The Department’s new regulations offer further definitions for what conduct constitutes sexual harassment under Title IX, clarifying conditions requiring the complaint’s recipient to respond to allegations and how that complaint should be filed, and “[e]stablish procedural due process protections that must be incorporated into a recipient’s grievance process to ensure a fair and reliable factual determination when a recipient investigates and adjudicates a formal complaint of sexual harassment.”
The suit is being filed on behalf of various advocacy groups that focus on supporting students that have been sexually harassed or assaulted so they can continue their education.
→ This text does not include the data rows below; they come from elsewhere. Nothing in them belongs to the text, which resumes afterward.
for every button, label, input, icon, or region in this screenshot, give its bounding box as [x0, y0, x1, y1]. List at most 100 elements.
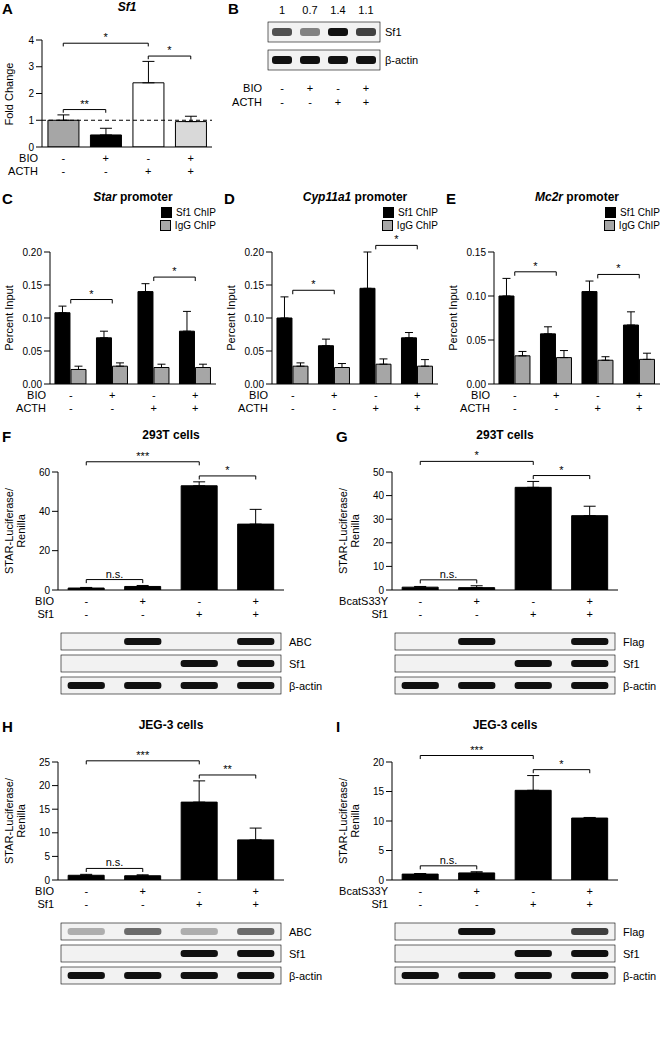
svg-text:50: 50: [373, 467, 385, 478]
svg-text:-: -: [596, 389, 600, 401]
svg-text:β-actin: β-actin: [385, 54, 418, 66]
svg-text:30: 30: [373, 514, 385, 525]
svg-text:0.05: 0.05: [467, 335, 487, 346]
svg-text:+: +: [196, 898, 202, 910]
svg-text:β-actin: β-actin: [623, 680, 656, 692]
svg-text:15: 15: [39, 804, 51, 815]
svg-text:*: *: [533, 260, 538, 272]
svg-text:BIO: BIO: [19, 152, 38, 164]
svg-text:n.s.: n.s.: [440, 568, 458, 580]
svg-text:+: +: [140, 595, 146, 607]
svg-text:***: ***: [470, 744, 484, 756]
svg-text:-: -: [280, 96, 284, 108]
svg-text:3: 3: [28, 61, 34, 72]
svg-text:-: -: [84, 885, 88, 897]
svg-text:+: +: [151, 402, 157, 414]
svg-text:20: 20: [373, 757, 385, 768]
svg-text:BIO: BIO: [35, 595, 54, 607]
svg-text:+: +: [192, 402, 198, 414]
svg-text:-: -: [197, 885, 201, 897]
svg-text:Sf1: Sf1: [289, 948, 306, 960]
svg-text:**: **: [80, 98, 89, 110]
svg-text:+: +: [363, 96, 369, 108]
svg-text:BIO: BIO: [249, 389, 268, 401]
svg-text:Sf1: Sf1: [623, 658, 640, 670]
svg-text:Sf1: Sf1: [371, 608, 388, 620]
svg-text:*: *: [311, 278, 316, 290]
svg-text:ACTH: ACTH: [16, 402, 46, 414]
svg-text:ACTH: ACTH: [238, 402, 268, 414]
svg-text:Sf1: Sf1: [37, 898, 54, 910]
svg-text:-: -: [84, 595, 88, 607]
svg-text:+: +: [192, 389, 198, 401]
svg-text:0.15: 0.15: [467, 247, 487, 258]
svg-text:15: 15: [373, 786, 385, 797]
svg-text:BcatS33Y: BcatS33Y: [339, 595, 389, 607]
svg-text:+: +: [553, 389, 559, 401]
svg-text:+: +: [196, 608, 202, 620]
svg-text:Flag: Flag: [623, 926, 644, 938]
svg-text:40: 40: [39, 506, 51, 517]
svg-text:Flag: Flag: [623, 636, 644, 648]
svg-text:*: *: [104, 31, 109, 43]
svg-text:-: -: [61, 152, 65, 164]
svg-text:0.00: 0.00: [245, 379, 265, 390]
svg-text:0.7: 0.7: [302, 4, 317, 16]
svg-text:+: +: [530, 898, 536, 910]
svg-text:-: -: [69, 389, 73, 401]
svg-text:+: +: [140, 885, 146, 897]
svg-text:-: -: [84, 898, 88, 910]
svg-text:-: -: [418, 898, 422, 910]
svg-text:+: +: [253, 898, 259, 910]
svg-text:+: +: [530, 608, 536, 620]
svg-text:0.10: 0.10: [467, 291, 487, 302]
svg-text:ACTH: ACTH: [460, 402, 490, 414]
svg-text:+: +: [188, 165, 194, 177]
svg-text:1.4: 1.4: [330, 4, 345, 16]
svg-text:-: -: [280, 82, 284, 94]
svg-text:-: -: [332, 402, 336, 414]
svg-text:**: **: [223, 763, 232, 775]
svg-text:-: -: [141, 898, 145, 910]
svg-text:20: 20: [39, 545, 51, 556]
svg-text:β-actin: β-actin: [289, 680, 322, 692]
svg-text:+: +: [331, 389, 337, 401]
svg-text:20: 20: [39, 780, 51, 791]
svg-text:+: +: [103, 152, 109, 164]
svg-text:+: +: [414, 389, 420, 401]
svg-text:2: 2: [28, 88, 34, 99]
svg-text:BcatS33Y: BcatS33Y: [339, 885, 389, 897]
svg-text:*: *: [559, 758, 564, 770]
svg-text:0.00: 0.00: [467, 379, 487, 390]
svg-text:-: -: [554, 402, 558, 414]
svg-text:-: -: [152, 389, 156, 401]
svg-text:β-actin: β-actin: [623, 970, 656, 982]
svg-text:-: -: [291, 402, 295, 414]
svg-text:-: -: [418, 608, 422, 620]
svg-text:+: +: [373, 402, 379, 414]
svg-text:*: *: [559, 464, 564, 476]
svg-text:10: 10: [39, 827, 51, 838]
svg-text:*: *: [167, 44, 172, 56]
svg-text:-: -: [291, 389, 295, 401]
svg-text:+: +: [335, 96, 341, 108]
svg-text:25: 25: [39, 757, 51, 768]
svg-text:-: -: [104, 165, 108, 177]
svg-text:-: -: [475, 608, 479, 620]
svg-text:0: 0: [44, 875, 50, 886]
svg-text:*: *: [616, 262, 621, 274]
svg-text:*: *: [172, 265, 177, 277]
svg-text:+: +: [636, 389, 642, 401]
svg-text:Sf1: Sf1: [289, 658, 306, 670]
svg-text:Sf1: Sf1: [371, 898, 388, 910]
svg-text:+: +: [595, 402, 601, 414]
svg-text:n.s.: n.s.: [106, 856, 124, 868]
svg-text:20: 20: [373, 537, 385, 548]
svg-text:+: +: [414, 402, 420, 414]
svg-text:+: +: [636, 402, 642, 414]
svg-text:β-actin: β-actin: [289, 970, 322, 982]
svg-text:BIO: BIO: [35, 885, 54, 897]
svg-text:-: -: [146, 152, 150, 164]
svg-text:10: 10: [373, 561, 385, 572]
svg-text:10: 10: [373, 816, 385, 827]
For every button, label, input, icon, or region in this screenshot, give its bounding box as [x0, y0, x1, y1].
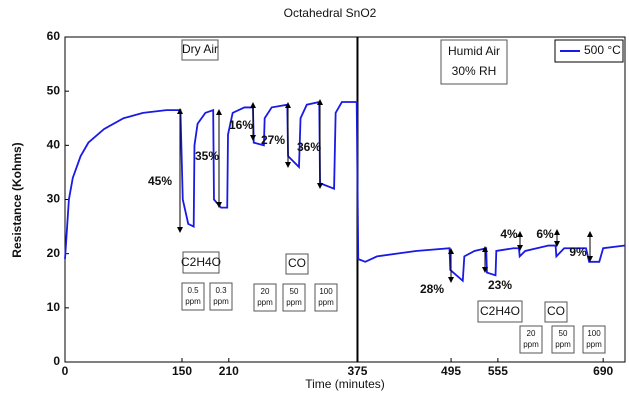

Some of the particular provisions of the regulations that the ACLU is challenging include reducing the kinds of situations that previously constituted sexual harassment, directing “schools to ignore many Title IX reports of sexual harassment and assault that occur off campus or during study abroad, including in students’ homes.” The suit also claims that the regulations are problematic because they impose requirements that the complaint be filed with a precise individual or it will not be investigated, and they allow or require schools “to use a higher standard of proof for reports of sexual harassment and assault than is required for other harassment proceedings.”
The new regulations were published on May 6 and are set to go into effect on August 14, 2020.